Thinking of the limited sleeping quarters in my house, I said, "Where are we going to put her?" Mom said, "Well, your sister can sleep on a mattress in the family room, and Mary Jo can have her bed and be with you."

I made one last attempt: "But Mom, she’s caused trouble in her aunt’s place!"

Mom wasn’t too concerned with this. And really all of these were pretty useless questions which didn’t really get at the heart of what was distressing me. Such as: what would Mary Jo think of me and my family? Would she notice how weird we were? What would she say about us to people at school?

Suddenly I felt very exposed and vulnerable, and Mary Jo hadn’t even arrived yet. My Mom calmly answered all the surface questions that I had verbalized. Then she ended with a question for me: "Now Teresa, what would Christ do?"

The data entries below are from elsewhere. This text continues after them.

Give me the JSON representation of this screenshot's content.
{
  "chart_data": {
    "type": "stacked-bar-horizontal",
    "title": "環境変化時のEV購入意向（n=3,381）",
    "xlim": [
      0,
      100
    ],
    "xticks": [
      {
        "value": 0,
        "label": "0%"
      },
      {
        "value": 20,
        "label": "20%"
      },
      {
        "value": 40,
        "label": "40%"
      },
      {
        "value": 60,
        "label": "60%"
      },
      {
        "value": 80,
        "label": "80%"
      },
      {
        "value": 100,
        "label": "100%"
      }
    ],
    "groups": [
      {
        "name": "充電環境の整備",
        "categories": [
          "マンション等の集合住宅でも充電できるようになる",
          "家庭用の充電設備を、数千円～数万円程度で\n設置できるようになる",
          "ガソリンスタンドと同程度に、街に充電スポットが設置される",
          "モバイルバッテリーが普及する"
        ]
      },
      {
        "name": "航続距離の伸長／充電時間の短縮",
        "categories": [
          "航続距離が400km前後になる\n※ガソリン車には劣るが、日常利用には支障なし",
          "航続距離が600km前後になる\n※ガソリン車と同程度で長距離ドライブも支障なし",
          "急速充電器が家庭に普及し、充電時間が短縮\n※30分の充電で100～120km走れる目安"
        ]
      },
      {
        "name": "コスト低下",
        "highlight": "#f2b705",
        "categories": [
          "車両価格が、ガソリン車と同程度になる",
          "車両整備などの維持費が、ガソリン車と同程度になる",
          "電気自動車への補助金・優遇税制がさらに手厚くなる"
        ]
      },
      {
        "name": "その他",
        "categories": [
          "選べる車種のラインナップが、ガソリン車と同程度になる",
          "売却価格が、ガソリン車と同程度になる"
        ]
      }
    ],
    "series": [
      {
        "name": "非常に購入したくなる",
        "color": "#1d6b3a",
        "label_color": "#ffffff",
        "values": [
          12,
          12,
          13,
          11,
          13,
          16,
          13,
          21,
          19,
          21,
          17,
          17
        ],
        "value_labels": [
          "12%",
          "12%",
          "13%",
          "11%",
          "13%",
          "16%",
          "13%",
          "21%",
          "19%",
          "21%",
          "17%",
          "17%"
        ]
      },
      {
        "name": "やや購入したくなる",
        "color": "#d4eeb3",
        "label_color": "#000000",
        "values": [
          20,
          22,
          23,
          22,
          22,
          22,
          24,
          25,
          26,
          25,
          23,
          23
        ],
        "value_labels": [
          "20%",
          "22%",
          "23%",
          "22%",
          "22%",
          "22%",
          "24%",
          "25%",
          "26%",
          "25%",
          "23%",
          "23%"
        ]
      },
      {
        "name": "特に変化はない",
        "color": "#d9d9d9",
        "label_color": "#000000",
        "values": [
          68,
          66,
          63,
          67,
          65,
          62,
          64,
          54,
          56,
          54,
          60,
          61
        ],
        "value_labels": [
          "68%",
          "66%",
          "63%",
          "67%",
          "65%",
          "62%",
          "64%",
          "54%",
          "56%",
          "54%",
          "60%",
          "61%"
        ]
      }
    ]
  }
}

This was long before there were bracelets and pendants with the WWJD logo (What Would Jesus Do?), and the question gave me a jolt. Angrily I said, "Well, she can go live with Christ somewhere else."

But deep down, I knew that this was where the mettle of my faith was getting tested. All along my parents had been teaching me that faith without works is quite dead and that there isn’t any realm of life that is exempt from the call of the Gospel.

I had been a firsthand witness to their faith in action and all the beauty and miracles it had wrought. How could I reject all that I knew deep down inside to be true?

Would I be one of those scribes and Pharisees whose virtue was just for show? How could I go to Mass on Sundays but not lift a finger to remove someone’s burden? Woe to me!

Thankfully, by the time Mary Jo arrived a few hours later, I was exhausted from all the emotional turmoil. She quietly moved into my sister’s bed, next to mine.

Actually, having a real person, a stranger to welcome, was a lot easier to do in practice than in theory. She was the fearful, awkward one suddenly living with eight strangers.

As I began to show her around the house and explain its quirks, my fears melted away. Now she was just a person who needed a home.

For over two months, Mary Jo lived with us, and she and I really enjoyed each other. She thought I was funny, and I appreciated her thoughtfulness. We became a link between our two different groups at school.

When she left to return to her mother, she cried and told us how glad she was to be a part of our family. She had never had an experience of a family like ours.

During the remaining years of high school, we kept in touch as best we could. Later on, we lost touch.

I don’t know where she is or what she is doing, but I’m grateful for her presence in my life. I’m glad she didn’t go to live with Christ somewhere else.